A recent study was carried out to analyze the skin microbiome’s species, strains, and gene content distribution in older vs. younger adults using shotgun metagenomic sequencing. The following host attributes were also collected; Body mass index(BMI) and biophysical parameters like skin capacitance (SC), dermis water content (DWC), and collage diffusion coefficient (CDC). The analysis was restricted to just the facial skin microbiome of healthy caucasian women in order to decrease data dimensionality and account for confounding factors of the skin microbiome composition, 26 younger and 25 older women were recruited for the study. In line with findings from prior research on Caucasians and other ethnic groups, it was discovered that skin microbiome diversity increased with age at the species level. Also, it was found that genetically similar strains belonging to the same species could behave differently in relation to skin aging. Collagen quality and quantity (as determined by the CDC) were considerably reduced with skin aging due to its gradual degradation. It was discovered through high-resolution characterization of the skin microbiome that the biophysical characteristics of the skin habitat were related to both community structuring and strain population structuring. The CDC was most impressively able to statistically explain numerous age-related trends found in the microbiome.

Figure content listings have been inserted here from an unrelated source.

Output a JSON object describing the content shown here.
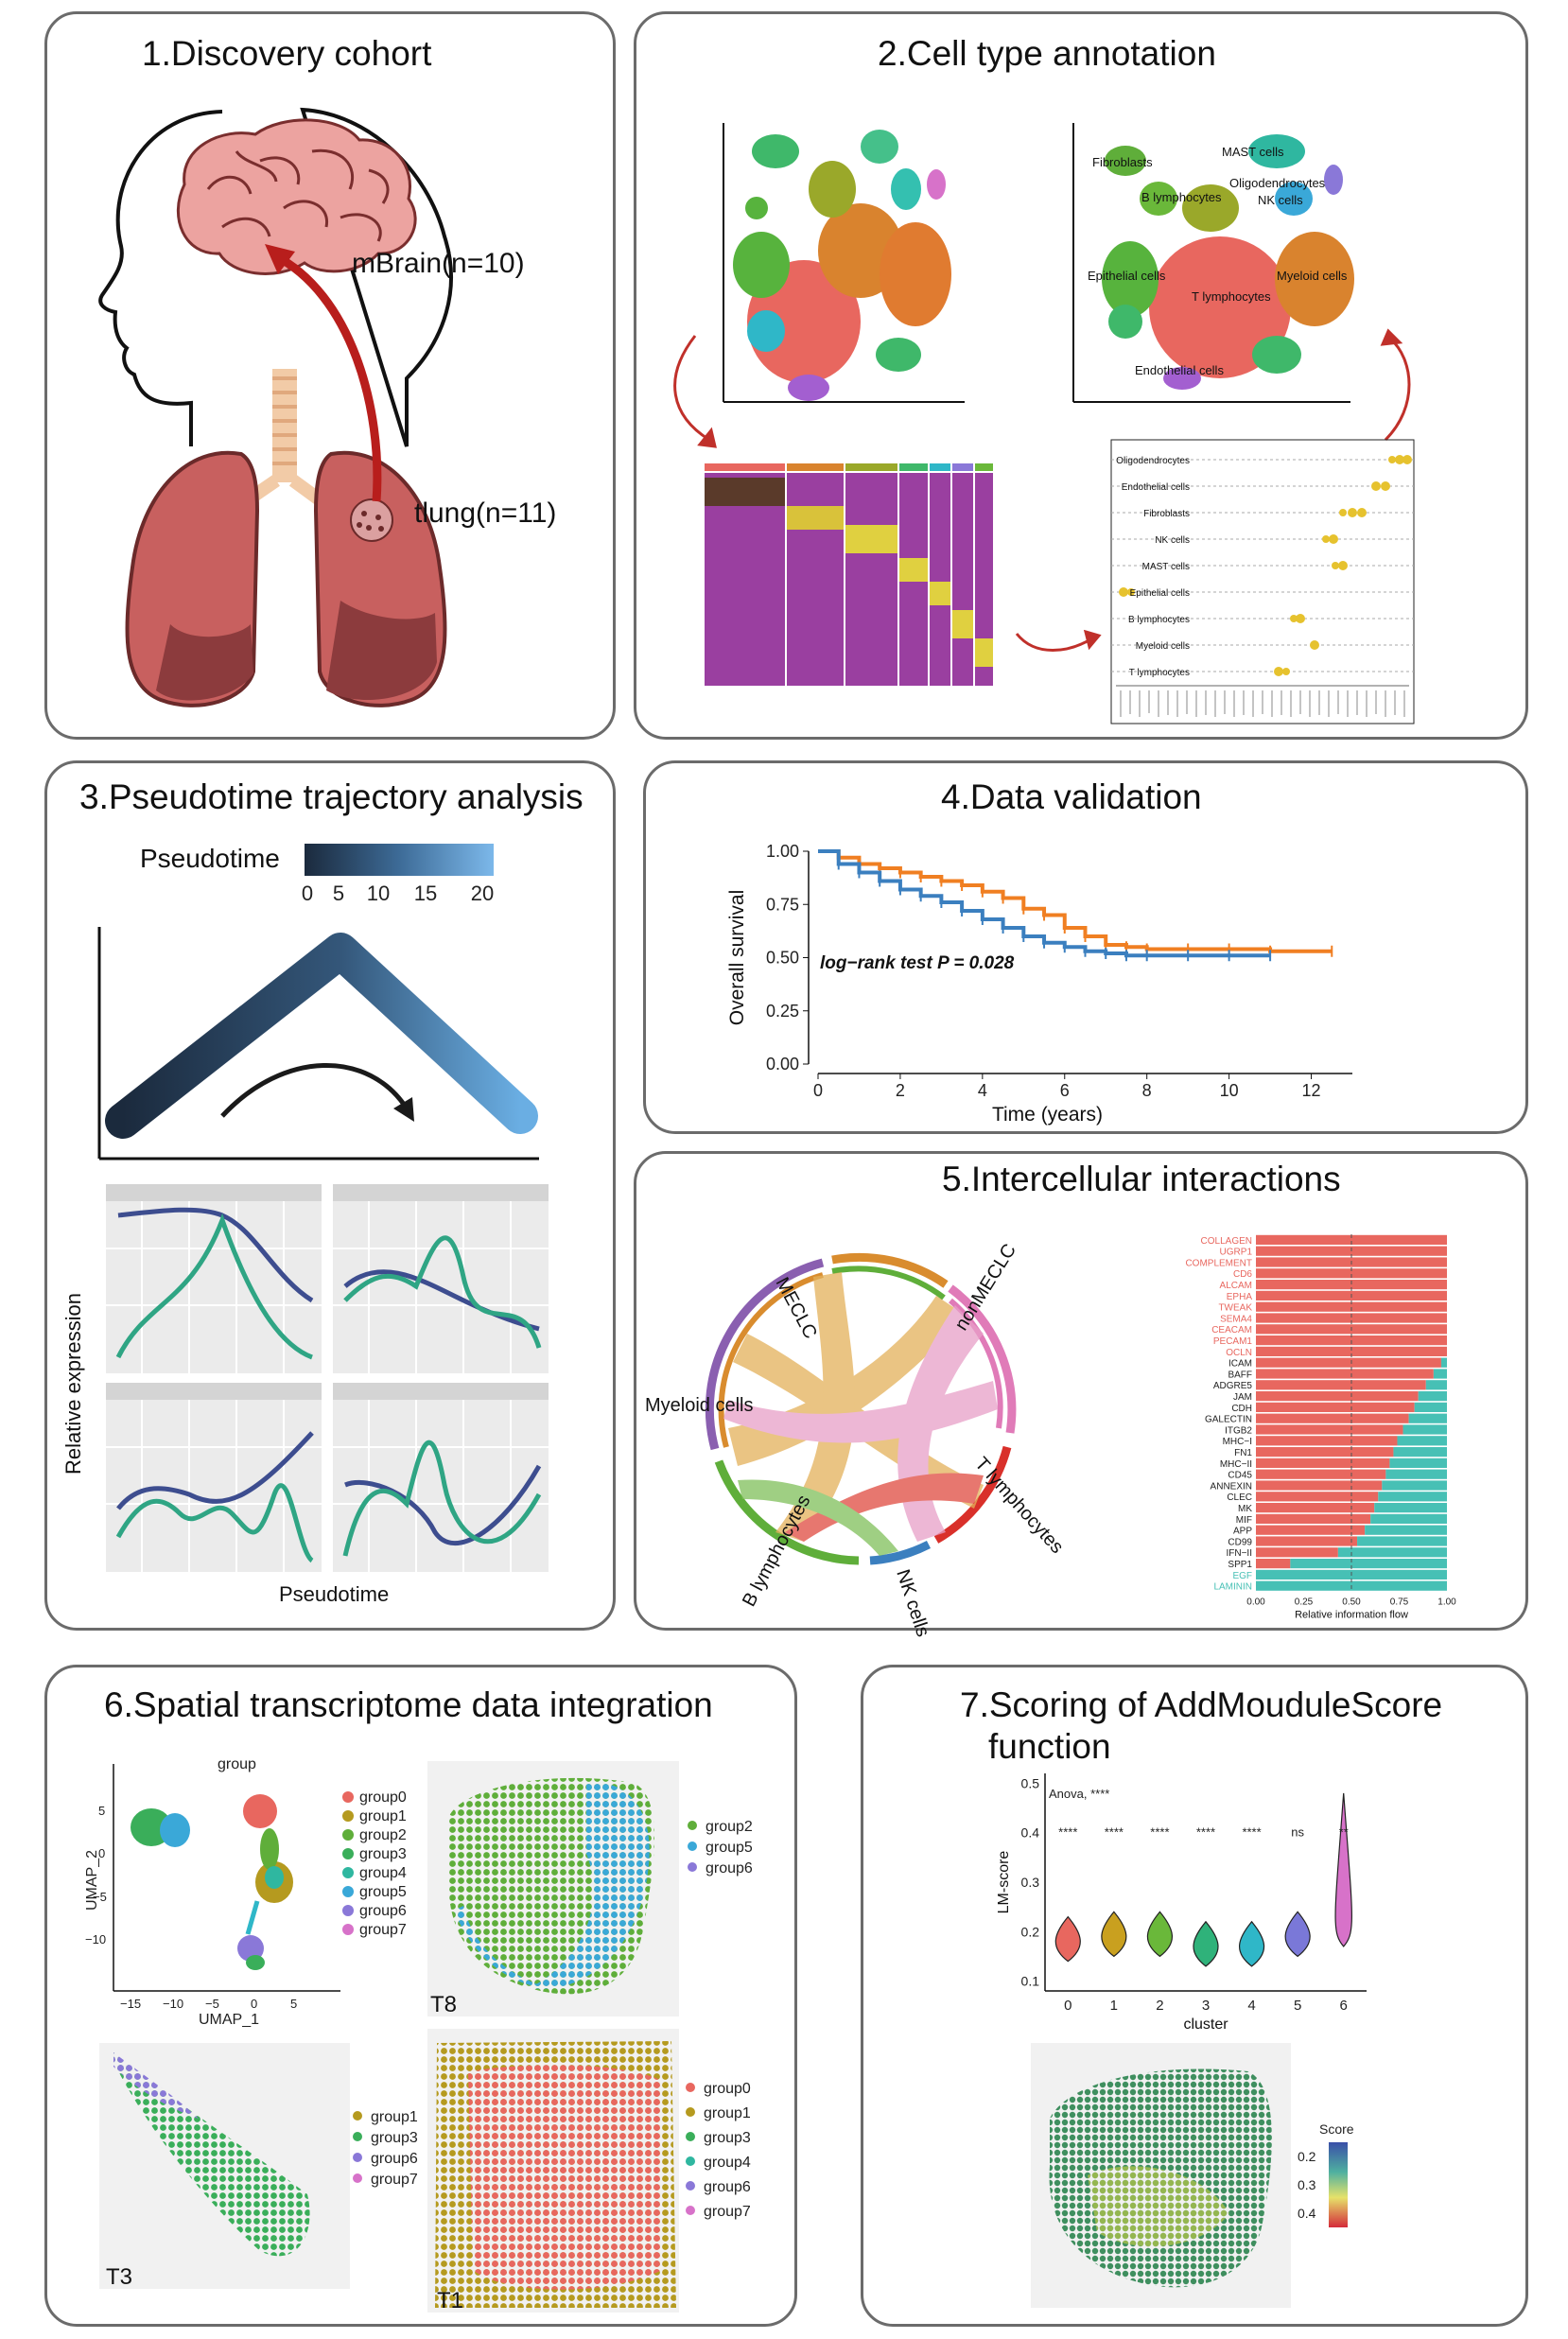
{
  "panel1": {
    "title": "1.Discovery cohort",
    "brain_label": "mBrain(n=10)",
    "lung_label": "tlung(n=11)",
    "colors": {
      "brain": "#e98a88",
      "lung": "#c8605f",
      "lung_dark": "#8c3b3d",
      "arrow": "#b81e1c"
    }
  },
  "panel2": {
    "title": "2.Cell type annotation",
    "tsne_labels": [
      "Fibroblasts",
      "MAST cells",
      "B lymphocytes",
      "Oligodendrocytes",
      "NK cells",
      "Epithelial cells",
      "T lymphocytes",
      "Myeloid cells",
      "Endothelial cells"
    ],
    "dotplot_labels": [
      "Oligodendrocytes",
      "Endothelial cells",
      "Fibroblasts",
      "NK cells",
      "MAST cells",
      "Epithelial cells",
      "B lymphocytes",
      "Myeloid cells",
      "T lymphocytes"
    ],
    "colors": {
      "t_cells": "#e8675f",
      "myeloid": "#d9832e",
      "heatmap": "#9a3fa0",
      "dot": "#e6c22e"
    }
  },
  "panel3": {
    "title": "3.Pseudotime trajectory analysis",
    "legend_title": "Pseudotime",
    "legend_ticks": [
      "0",
      "5",
      "10",
      "15",
      "20"
    ],
    "ylabel": "Relative expression",
    "xlabel": "Pseudotime",
    "colors": {
      "dark": "#1b2a3d",
      "light": "#7cb8ea",
      "green": "#2fa584",
      "blue": "#3d4d8f"
    }
  },
  "panel4": {
    "title": "4.Data validation",
    "chart_data": {
      "type": "line",
      "xlabel": "Time (years)",
      "ylabel": "Overall survival",
      "xticks": [
        "0",
        "2",
        "4",
        "6",
        "8",
        "10",
        "12"
      ],
      "yticks": [
        "0.00",
        "0.25",
        "0.50",
        "0.75",
        "1.00"
      ],
      "xlim": [
        0,
        13
      ],
      "ylim": [
        0,
        1
      ],
      "annotation": "log−rank test P = 0.028",
      "series": [
        {
          "color": "#f07f22",
          "x": [
            0,
            0.5,
            1,
            1.5,
            2,
            2.5,
            3,
            3.5,
            4,
            4.5,
            5,
            5.5,
            6,
            6.5,
            7,
            7.5,
            8,
            9,
            10,
            11,
            12.5
          ],
          "y": [
            1.0,
            0.97,
            0.94,
            0.92,
            0.9,
            0.88,
            0.86,
            0.84,
            0.81,
            0.78,
            0.73,
            0.7,
            0.64,
            0.6,
            0.56,
            0.55,
            0.54,
            0.54,
            0.54,
            0.53,
            0.53
          ]
        },
        {
          "color": "#3b7fbf",
          "x": [
            0,
            0.5,
            1,
            1.5,
            2,
            2.5,
            3,
            3.5,
            4,
            4.5,
            5,
            5.5,
            6,
            6.5,
            7,
            7.5,
            8,
            9,
            10,
            11
          ],
          "y": [
            1.0,
            0.94,
            0.9,
            0.86,
            0.82,
            0.79,
            0.76,
            0.72,
            0.68,
            0.64,
            0.6,
            0.57,
            0.55,
            0.53,
            0.52,
            0.51,
            0.51,
            0.51,
            0.51,
            0.51
          ]
        }
      ]
    }
  },
  "panel5": {
    "title": "5.Intercellular interactions",
    "chord_labels": [
      "MECLC",
      "nonMECLC",
      "Myeloid cells",
      "T lymphocytes",
      "B lymphocytes",
      "NK cells"
    ],
    "chart_data": {
      "type": "bar",
      "xlabel": "Relative information flow",
      "xticks": [
        "0.00",
        "0.25",
        "0.50",
        "0.75",
        "1.00"
      ],
      "xlim": [
        0,
        1
      ],
      "categories": [
        "COLLAGEN",
        "UGRP1",
        "COMPLEMENT",
        "CD6",
        "ALCAM",
        "EPHA",
        "TWEAK",
        "SEMA4",
        "CEACAM",
        "PECAM1",
        "OCLN",
        "ICAM",
        "BAFF",
        "ADGRE5",
        "JAM",
        "CDH",
        "GALECTIN",
        "ITGB2",
        "MHC−I",
        "FN1",
        "MHC−II",
        "CD45",
        "ANNEXIN",
        "CLEC",
        "MK",
        "MIF",
        "APP",
        "CD99",
        "IFN−II",
        "SPP1",
        "EGF",
        "LAMININ"
      ],
      "series": [
        {
          "color": "#e8675f",
          "values": [
            1,
            1,
            1,
            1,
            1,
            1,
            1,
            1,
            1,
            1,
            1,
            0.97,
            0.93,
            0.89,
            0.85,
            0.83,
            0.8,
            0.77,
            0.74,
            0.72,
            0.7,
            0.68,
            0.66,
            0.64,
            0.62,
            0.6,
            0.57,
            0.53,
            0.43,
            0.18,
            0,
            0
          ]
        },
        {
          "color": "#47c0b5",
          "values": [
            0,
            0,
            0,
            0,
            0,
            0,
            0,
            0,
            0,
            0,
            0,
            0.03,
            0.07,
            0.11,
            0.15,
            0.17,
            0.2,
            0.23,
            0.26,
            0.28,
            0.3,
            0.32,
            0.34,
            0.36,
            0.38,
            0.4,
            0.43,
            0.47,
            0.57,
            0.82,
            1,
            1
          ]
        }
      ],
      "label_colors_red_until": 11
    }
  },
  "panel6": {
    "title": "6.Spatial transcriptome data integration",
    "umap_title": "group",
    "umap_xlabel": "UMAP_1",
    "umap_ylabel": "UMAP_2",
    "umap_xticks": [
      "−15",
      "−10",
      "−5",
      "0",
      "5"
    ],
    "umap_yticks": [
      "5",
      "0",
      "−5",
      "−10"
    ],
    "groups": [
      {
        "name": "group0",
        "color": "#e8675f"
      },
      {
        "name": "group1",
        "color": "#b59a1f"
      },
      {
        "name": "group2",
        "color": "#5fae3a"
      },
      {
        "name": "group3",
        "color": "#3aae5a"
      },
      {
        "name": "group4",
        "color": "#2fb7a0"
      },
      {
        "name": "group5",
        "color": "#3aa8d8"
      },
      {
        "name": "group6",
        "color": "#8a78d8"
      },
      {
        "name": "group7",
        "color": "#d772c9"
      }
    ],
    "t8": {
      "label": "T8",
      "legend": [
        "group2",
        "group5",
        "group6"
      ]
    },
    "t3": {
      "label": "T3",
      "legend": [
        "group1",
        "group3",
        "group6",
        "group7"
      ]
    },
    "t1": {
      "label": "T1",
      "legend": [
        "group0",
        "group1",
        "group3",
        "group4",
        "group6",
        "group7"
      ]
    }
  },
  "panel7": {
    "title_line1": "7.Scoring of AddMouduleScore",
    "title_line2": "function",
    "chart_data": {
      "type": "violin",
      "xlabel": "cluster",
      "ylabel": "LM-score",
      "categories": [
        "0",
        "1",
        "2",
        "3",
        "4",
        "5",
        "6"
      ],
      "yticks": [
        "0.1",
        "0.2",
        "0.3",
        "0.4",
        "0.5"
      ],
      "ylim": [
        0.08,
        0.52
      ],
      "medians": [
        0.18,
        0.19,
        0.19,
        0.17,
        0.17,
        0.19,
        0.21
      ],
      "significance": [
        "****",
        "****",
        "****",
        "****",
        "****",
        "ns",
        "**"
      ],
      "test_label": "Anova, ****",
      "colors": [
        "#e8675f",
        "#c9a01f",
        "#6ab83a",
        "#2fb27a",
        "#2fb7c8",
        "#7a78d8",
        "#d772c9"
      ]
    },
    "score_legend": {
      "title": "Score",
      "ticks": [
        "0.2",
        "0.3",
        "0.4"
      ]
    }
  }
}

The composition and functional potential of the skin microbiome, as well as the number of bacterial strains detected in nosocomial infections and the prevalence of antibiotic-resistance genes, are related to biophysical properties, particularly the collagen diffusion coefficient. With these properties, scientists can better study the microbes causing infections and they can also understand the genetic composition of antibiotic-resistant bacteria.
Utilizing the resolution offered by shotgun metagenomics, the relationships between microbial species, strains, and gene content on the skin and its biophysical characteristics as it ages were investigated. Results demonstrate significant correlations between skin biophysical characteristics and aging-related changes in the skin microbiota and generate testable hypotheses for the underlying mechanisms.